Toutefois, l’ACD applique également une retenue à la source sur les intérêts versés.

Emprunt contracté auprès des associés / actionnaires

Entreprises individuelles / sociétés de personnes

Les entreprises individuelles et les sociétés de personnes ne peuvent pas déduire de leur base imposable les intérêts d’emprunt versés à leurs associés.

En effet, en raison de la confusion entre l’entreprise et l’entrepreneur, ce dernier ne peut déduire de son bénéfice imposable les intérêts qu’il se verse à lui-même.

Les intérêts payés par l’entreprise à son propriétaire constituent des prélèvements privés et non des charges déductibles du bénéfice commercial.

Sociétés de capitaux

Les sociétés de capitaux peuvent déduire de leur bénéfice imposable les intérêts d’emprunt versés à leurs associés.

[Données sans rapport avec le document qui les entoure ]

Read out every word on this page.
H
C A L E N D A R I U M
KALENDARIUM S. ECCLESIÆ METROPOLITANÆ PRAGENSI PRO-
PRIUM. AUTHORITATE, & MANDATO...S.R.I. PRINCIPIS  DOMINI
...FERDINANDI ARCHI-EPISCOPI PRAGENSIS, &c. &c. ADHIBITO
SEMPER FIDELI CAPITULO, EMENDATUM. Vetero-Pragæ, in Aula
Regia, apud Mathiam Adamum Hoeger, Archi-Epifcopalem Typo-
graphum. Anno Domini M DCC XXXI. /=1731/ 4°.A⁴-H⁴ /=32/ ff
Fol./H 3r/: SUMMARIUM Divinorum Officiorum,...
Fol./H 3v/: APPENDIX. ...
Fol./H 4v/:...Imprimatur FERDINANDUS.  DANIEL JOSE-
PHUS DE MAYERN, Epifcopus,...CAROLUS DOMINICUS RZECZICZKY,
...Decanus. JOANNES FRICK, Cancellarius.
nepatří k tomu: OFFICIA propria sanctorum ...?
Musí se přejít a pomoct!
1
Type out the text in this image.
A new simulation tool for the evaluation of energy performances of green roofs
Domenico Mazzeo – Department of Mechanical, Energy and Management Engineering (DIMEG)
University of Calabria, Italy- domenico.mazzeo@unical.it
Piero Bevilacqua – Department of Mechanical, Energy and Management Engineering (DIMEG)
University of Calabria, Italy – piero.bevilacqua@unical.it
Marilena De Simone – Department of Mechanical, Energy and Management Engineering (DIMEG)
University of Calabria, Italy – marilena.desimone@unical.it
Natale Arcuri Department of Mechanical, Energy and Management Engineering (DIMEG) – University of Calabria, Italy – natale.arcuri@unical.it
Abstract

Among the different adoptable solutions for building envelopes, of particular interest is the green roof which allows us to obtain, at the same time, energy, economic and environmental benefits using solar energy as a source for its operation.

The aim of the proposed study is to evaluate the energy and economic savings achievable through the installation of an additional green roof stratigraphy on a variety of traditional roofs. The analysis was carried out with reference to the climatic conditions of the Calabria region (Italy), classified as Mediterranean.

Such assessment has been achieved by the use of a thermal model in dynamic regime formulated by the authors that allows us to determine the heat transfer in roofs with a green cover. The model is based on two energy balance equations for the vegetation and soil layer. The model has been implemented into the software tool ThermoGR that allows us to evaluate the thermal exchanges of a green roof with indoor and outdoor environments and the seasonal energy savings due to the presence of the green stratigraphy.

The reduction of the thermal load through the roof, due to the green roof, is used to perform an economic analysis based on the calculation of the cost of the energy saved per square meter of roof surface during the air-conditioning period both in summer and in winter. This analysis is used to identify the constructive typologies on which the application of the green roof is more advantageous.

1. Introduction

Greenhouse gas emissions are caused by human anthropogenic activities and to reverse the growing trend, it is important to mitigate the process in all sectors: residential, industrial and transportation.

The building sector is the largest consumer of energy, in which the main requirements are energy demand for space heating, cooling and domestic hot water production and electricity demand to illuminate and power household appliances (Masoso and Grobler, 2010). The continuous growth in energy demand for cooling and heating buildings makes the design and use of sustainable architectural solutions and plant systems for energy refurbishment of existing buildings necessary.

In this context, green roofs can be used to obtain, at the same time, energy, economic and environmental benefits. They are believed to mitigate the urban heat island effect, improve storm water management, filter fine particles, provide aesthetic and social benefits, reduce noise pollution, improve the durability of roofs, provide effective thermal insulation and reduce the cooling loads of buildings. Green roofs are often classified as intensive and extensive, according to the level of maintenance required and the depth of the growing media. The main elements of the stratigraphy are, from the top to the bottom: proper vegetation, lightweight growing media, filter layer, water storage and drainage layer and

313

L’associé pourrait donc être tenté de privilégier le financement de la société par fonds d’emprunt plutôt que par capitalisation, et ainsi se faire rémunérer par des intérêts (déductibles pour la société) plutôt que sous forme de dividendes (non déductibles).

Toutefois, afin d’éviter que les sociétés ne recourent au financement par fonds d’emprunt uniquement dans le but de réduire leur assiette imposable, la loi fiscale fixe certaines limites.

Limites (sociétés de capitaux)

La société qui emprunte à ses associés doit respecter certaines limites afin d’éviter les taux d’intérêts excessifs et un endettement excessif par rapport à la mise en capital.

  • intérêts excessifs : lorsque la société verse à son créancier-associé un taux d’intérêt excédant les conditions qui auraient prévalu entre des tiers, l’ACD peut considérer que ce taux est excessif. Elle requalifiera alors la partie excessive de l’intérêt comme distribution cachée de bénéfices, dont le traitement fiscal suivra le régime des distributions de dividendes, même si le montant de la dette n’est pas excessif en soi ;
    Exemple : SA Lux possède un capital de 31.000 euros. Un des associés octroie un financement porteur d’un intérêt annuel de 20 %, le taux du marché étant de 4 %. =>16 % risquent d’être requalifiés en distribution cachée de dividendes.
  • dettes excessives : lorsque la société recourt excessivement à l’emprunt par rapport à ses fonds propres dans le but de réduire au maximum son assiette imposable, l’ACD peut considérer que la société est sous-capitalisée.
    En général, le ratio d’endettement maximal accepté est de 15/85 : les actifs détenus doivent être financés au minimum à hauteur de 15 % par des fonds propres et au maximum à hauteur de 85 % par des dettes.
    Sont considérés comme des fonds propres :
    • le capital social libéré ;
    • la prime d’émission ;
    • les réserves et résultats reportés.
    Au-delà de ce ratio, l’ACD pourrait requalifier la partie excessive de l’endettement en apport caché et les intérêts rémunérant cette partie excessive en distribution cachée de bénéfices.